United States Government Work

Treasury Secretary Jack Lew is a member of the Financial Stability Oversight Council.

Innovation has become a buzzword in the business world, including in the financial sector.

And, innovation is a good thing. But at the same time, the development of new products, services and business practices also could mean unforeseeable risks that may affect the stability of the financial markets, the Financial Stability Oversight Council says in its latest annual report.

"New products or services are sometimes developed to circumvent regulation. New practices may move a regulated activity outside of the regulatory perimeter either by moving the activity offshore or by moving it from a heavily regulated entity to an entity that is less regulated," the FSOC report says.

It says the post-crisis financial landscape has seen a particularly large number of changes and developments. "It is important to be alert to the potential adverse effects that may arise with these changes," the report says.

What's the FSOC?

The FSOC was created in 2010 by the Dodd-Frank Act to be the main monitor of financial stability and risk. It is a 10-member council made up of major financial regulators, including Treasury Secretary Jack Lew, Federal Reserve Chair Janet Yellen and Consumer Financial Protection Bureau Director Richard Cordray.

This year's annual report, which comes in at 155 pages, lays out several concerns and recommendations about what policymakers should address to mitigate financial instability. It also looks at the state of the U.S. economy right now, and what needs to be done to bring the U.S. back to pre-recession levels.

Housing finance reform

Among the "significant changes" that the financial sector has undergone in recent years is a growth in loans that nonbank mortgage servicing companies are taking on, the oversight council report says.

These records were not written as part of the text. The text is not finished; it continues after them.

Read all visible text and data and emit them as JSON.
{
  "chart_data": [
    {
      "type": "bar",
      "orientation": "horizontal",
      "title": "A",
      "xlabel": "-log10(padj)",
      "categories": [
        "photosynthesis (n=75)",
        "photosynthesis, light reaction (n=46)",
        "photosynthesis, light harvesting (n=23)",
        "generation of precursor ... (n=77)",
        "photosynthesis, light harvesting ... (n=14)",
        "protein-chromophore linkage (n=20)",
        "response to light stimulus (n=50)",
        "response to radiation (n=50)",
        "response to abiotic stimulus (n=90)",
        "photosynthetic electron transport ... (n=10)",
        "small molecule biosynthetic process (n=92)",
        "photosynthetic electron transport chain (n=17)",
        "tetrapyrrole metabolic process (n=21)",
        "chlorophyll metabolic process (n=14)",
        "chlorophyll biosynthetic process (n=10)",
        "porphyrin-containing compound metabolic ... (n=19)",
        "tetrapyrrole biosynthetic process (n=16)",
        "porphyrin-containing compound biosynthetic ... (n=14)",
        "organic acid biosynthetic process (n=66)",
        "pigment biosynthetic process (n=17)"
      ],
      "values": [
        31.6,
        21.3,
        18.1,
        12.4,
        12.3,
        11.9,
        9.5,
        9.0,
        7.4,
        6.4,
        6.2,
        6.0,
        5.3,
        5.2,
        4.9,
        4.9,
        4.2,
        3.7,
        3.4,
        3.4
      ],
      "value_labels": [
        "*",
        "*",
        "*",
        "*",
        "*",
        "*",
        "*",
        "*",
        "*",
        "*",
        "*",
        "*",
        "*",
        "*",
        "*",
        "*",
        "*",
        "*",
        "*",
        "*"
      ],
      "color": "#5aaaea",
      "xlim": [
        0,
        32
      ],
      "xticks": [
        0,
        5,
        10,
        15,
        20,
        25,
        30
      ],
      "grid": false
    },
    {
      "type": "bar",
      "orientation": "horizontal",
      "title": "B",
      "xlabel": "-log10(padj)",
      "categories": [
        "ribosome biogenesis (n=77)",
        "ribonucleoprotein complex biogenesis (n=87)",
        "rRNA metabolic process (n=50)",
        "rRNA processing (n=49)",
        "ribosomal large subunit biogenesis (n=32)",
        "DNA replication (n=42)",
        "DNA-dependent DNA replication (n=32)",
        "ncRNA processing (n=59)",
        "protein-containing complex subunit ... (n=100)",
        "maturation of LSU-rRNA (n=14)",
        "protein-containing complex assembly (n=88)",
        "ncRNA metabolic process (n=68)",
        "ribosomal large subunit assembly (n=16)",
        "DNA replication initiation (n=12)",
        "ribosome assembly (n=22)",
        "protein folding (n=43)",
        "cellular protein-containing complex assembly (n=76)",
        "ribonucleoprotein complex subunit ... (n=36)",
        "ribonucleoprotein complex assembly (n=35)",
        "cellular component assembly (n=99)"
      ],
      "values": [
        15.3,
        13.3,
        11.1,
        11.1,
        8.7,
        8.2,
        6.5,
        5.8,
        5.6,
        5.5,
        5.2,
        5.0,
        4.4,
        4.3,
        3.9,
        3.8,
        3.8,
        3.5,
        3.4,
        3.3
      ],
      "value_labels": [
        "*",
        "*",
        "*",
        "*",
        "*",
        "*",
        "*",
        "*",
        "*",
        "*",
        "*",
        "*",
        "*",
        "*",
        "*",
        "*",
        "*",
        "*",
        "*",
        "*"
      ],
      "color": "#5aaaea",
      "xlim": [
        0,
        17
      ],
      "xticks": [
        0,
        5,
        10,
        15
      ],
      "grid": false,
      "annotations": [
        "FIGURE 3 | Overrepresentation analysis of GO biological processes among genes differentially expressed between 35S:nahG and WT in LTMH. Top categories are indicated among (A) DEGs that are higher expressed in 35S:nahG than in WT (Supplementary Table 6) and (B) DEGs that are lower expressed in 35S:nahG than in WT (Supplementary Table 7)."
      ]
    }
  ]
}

"While the CFPB and state regulators have some authority over these companies, many of them are not currently subject to prudential standards such as capital, liquidity or risk management oversight," the report warns. It said regulators should monitor the growth of banks selling servicing rights to nonbank mortgage servicers and consider any unintended consequences for the system.

In February, New York's top banking regulator halted Ocwen Financial's purchase of mortgage-servicing rights from Wells Fargo after the regulator expressed concern Ocwen couldn't handle the additional loan load, according to Reuters.

Impact of low interest rates, other concerns

The FSOC also noted several other concerns, many of which it has addressed in previous reports. For instance, it said it "remains concerned about the risks of funding runs and fire sales in wholesale funding markets."

And it reiterated a common concern about the impact of the low interest rate environment, saying regulators should continue to watch for search-for-yield behaviors among investors and to be wary of any consequences from a potential interest rate shock.

"Duration extension and increased credit risk-taking may increase short-term profits, but at the risk of potentially larger losses in the event of a sudden yield curve steepening, a large rise in rates or a significant widening of credit spreads," the report says.

Be honest: have you ever heard of FSOC? And what do you think about the growth of loans to nonbank mortgage servicers?